“Ik werd chef van de timmerwerkplaats”

Het zal veteraan Pieter Arie Knegt niet gebeuren dat belevenissen uit zijn lange leven in de vergetelheid raken. Hij heeft zijn levensloop minutieus in een datalijst opgetekend:

– 10 november 1928: geboren in IJsselmonde. Wijk B. nummer 25

– 1 april 1938: naar de 4e klas, onderwijzer Mart Huizer (vader van Lennie Huizer, waarnemend burgemeester Krimpen aan den IJssel 2008 – 2016)

En zo verder, tot op de dag van vandaag, netjes bijgewerkt in de computer.

Datalijst

Een vriendelijke, goedlachse man is Piet Knegt. Moeilijk ter been, een beetje doof. Maar dat wordt ruimschoots gecompenseerd door zijn heldere geest. Als hij vertelt over zijn leven, hoeft hij nauwelijks te spieken in zijn datalijst.

Na de lagere school bezocht hij de Ambachtsschool en werd timmerman. Voor 6 gulden in de week ging hij als jeugdig timmerman aan de slag. Noodgedwongen moest hij stoppen met werken om te ontkomen aan de Duitse razzia’s. Gelukkig kwam hij zonder kleerscheuren door de oorlogsjaren. Wel scheurde hij zijn schouderblad tijdens het bevrijdingsfeest in IJsselmonde.

Chef timmerwerkplaats

Op 10 september 1948 werd Knegt opgeroepen voor de militaire dienst in Ede. “Het hoefde voor mij niet zo. Ik was net weer lekker aan het werk.” Hij kreeg in Oldebroek een Indische Gevechtsopleiding, werd bevorderd tot wachtmeester en ingedeeld bij Batterij 43 afdeling Veldartillerie. Het was geen verrassing dat hij op 30 september 1949 naar Indië werd uitgezonden. “Ik had er wel een beetje de pest in”, zegt Pieter. “Ik had net verkering. Ik had gehoord dat je kon worden doodgeschoten of met de klewang bewerkt.”
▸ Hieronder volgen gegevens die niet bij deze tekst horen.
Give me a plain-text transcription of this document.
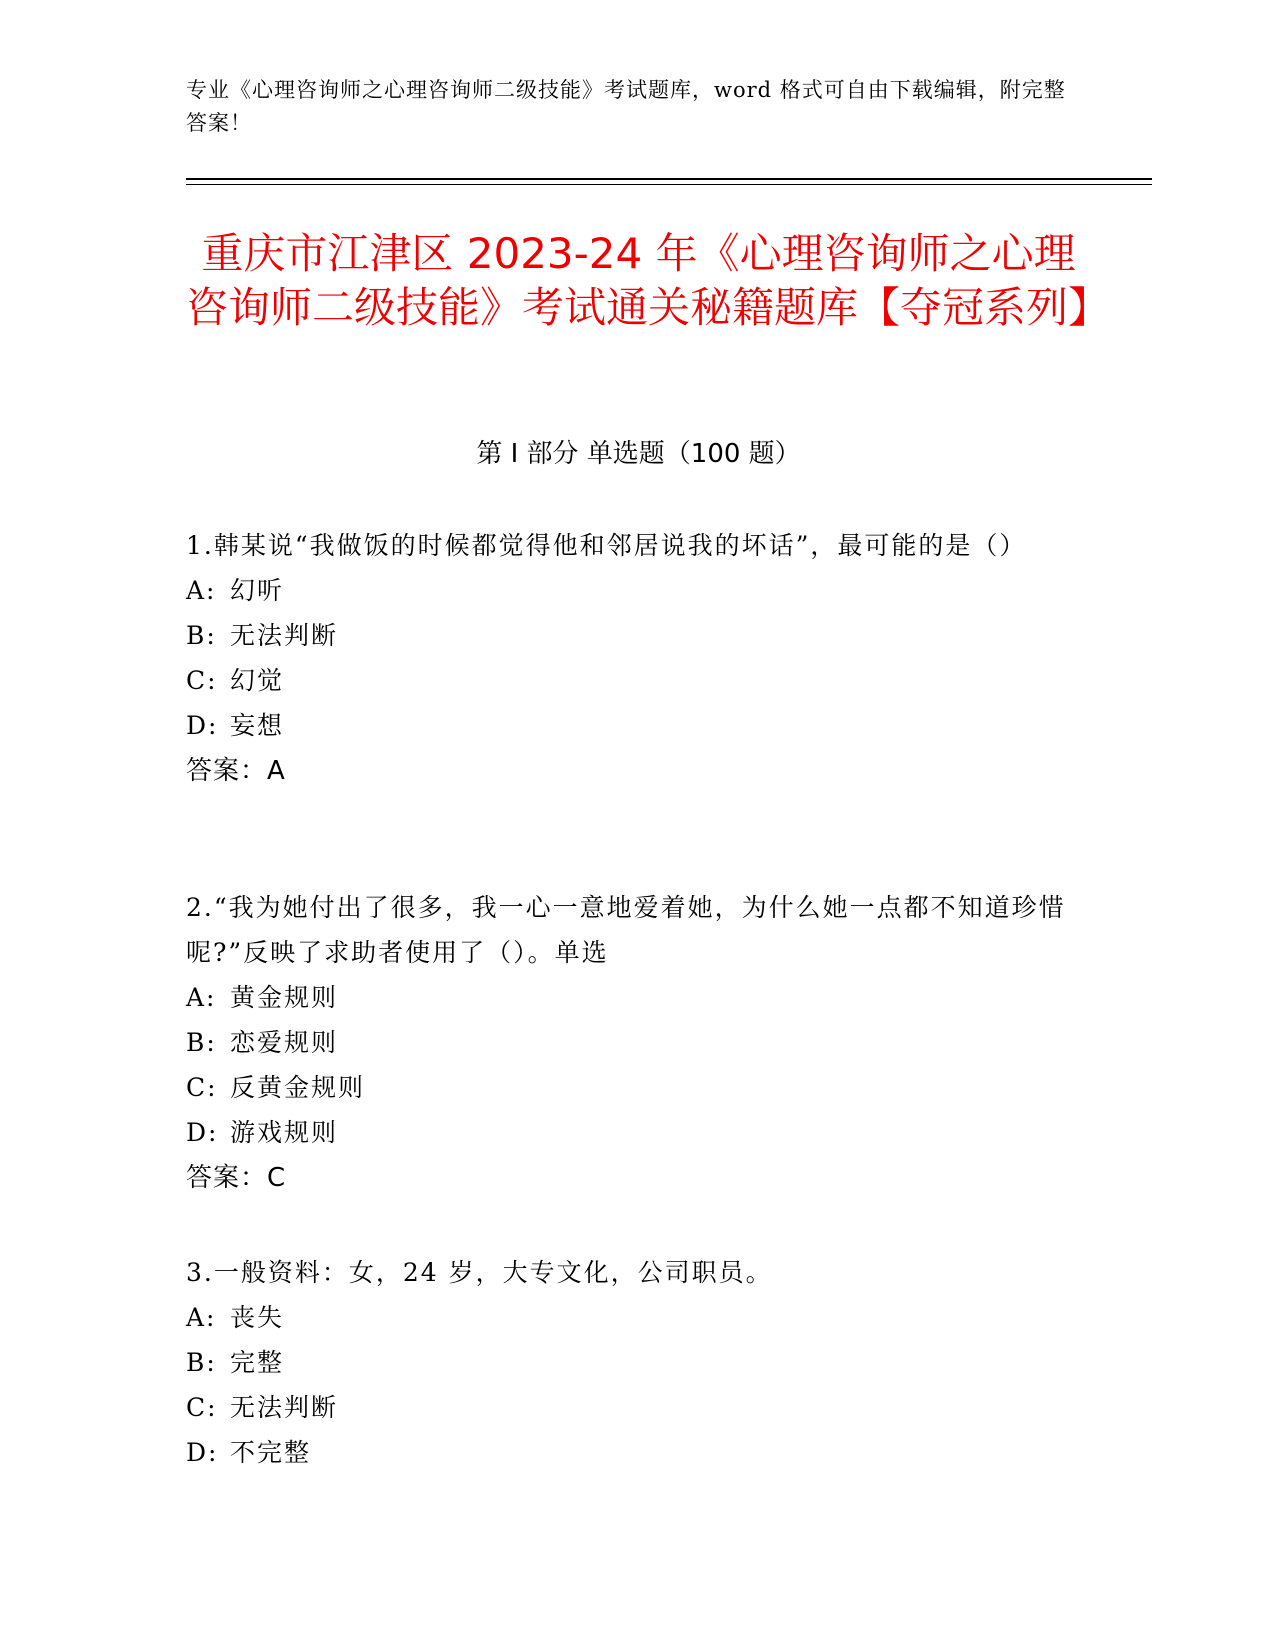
专业《心理咨询师之心理咨询师二级技能》考试题库，word 格式可自由下载编辑，附完整答案！
重庆市江津区 2023-24 年《心理咨询师之心理咨询师二级技能》考试通关秘籍题库【夺冠系列】
第 I 部分 单选题（100 题）
1.韩某说“我做饭的时候都觉得他和邻居说我的坏话”，最可能的是（）
A: 幻听
B: 无法判断
C: 幻觉
D: 妄想
答案：A
2.“我为她付出了很多，我一心一意地爱着她，为什么她一点都不知道珍惜呢?”反映了求助者使用了（）。单选
A: 黄金规则
B: 恋爱规则
C: 反黄金规则
D: 游戏规则
答案：C
3.一般资料：女，24 岁，大专文化，公司职员。
A: 丧失
B: 完整
C: 无法判断
D: 不完整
Hij vertrok vanuit Amsterdam met ms Tabinta en kwam op 28 oktober 1949 in Batavia aan.

“We werden in 3 afdelingen gesplitst. Onze afdeling werd gebruikt om alle vacante plaatsen in te vullen. Ik zei tegen de indelingsofficier dat ik wel graag in mijn eigen vak wilde blijven. En dat gebeurde. Ik werd chef van de timmerwerkplaats in Djatinegara, een voorstad van Batavia.” Wachtmeester Knegt had daar de leiding over 4 Nederlandse militairen en zo’n 30 inlanders. Ze zorgden voor onderhoud van de gebouwen, repareerden auto’s en maakten bagagekisten voor de soldaten die naar huis gingen.”

Geen slechte tijd

“Het was geen slechte tijd,” vertelt Piet Knegt. “We verbleven op verschillende plaatsen: een kampement, een onderofficiersmess, een woning… Alleen aan de kapot geschoten auto’s die bij ons binnengebracht werden, merkte je dat het oorlog was. Zelfs de soevereiniteitsoverdracht op 27 december 1949 ging bijna ongemerkt voorbij.”

Einde diensttijd

Voor het einde van de uitzending laten we de datalijst weer spreken, kort en krachtig:

16 oktober 1950: ingescheept op ms Nelly

25 oktober 1950: gerechtigd tot het dragen van het ereteken voor Orde en Vrede

11 november 1950: aankomst in Rotterdam en per bus naar huis

15 november 1950:  einde diensttijd

Toen kon veteraan Knegt zich eindelijk verloven met Mien Dubbeldam aan wie hij tijdens de uitzending trouw elke week een brief schreef.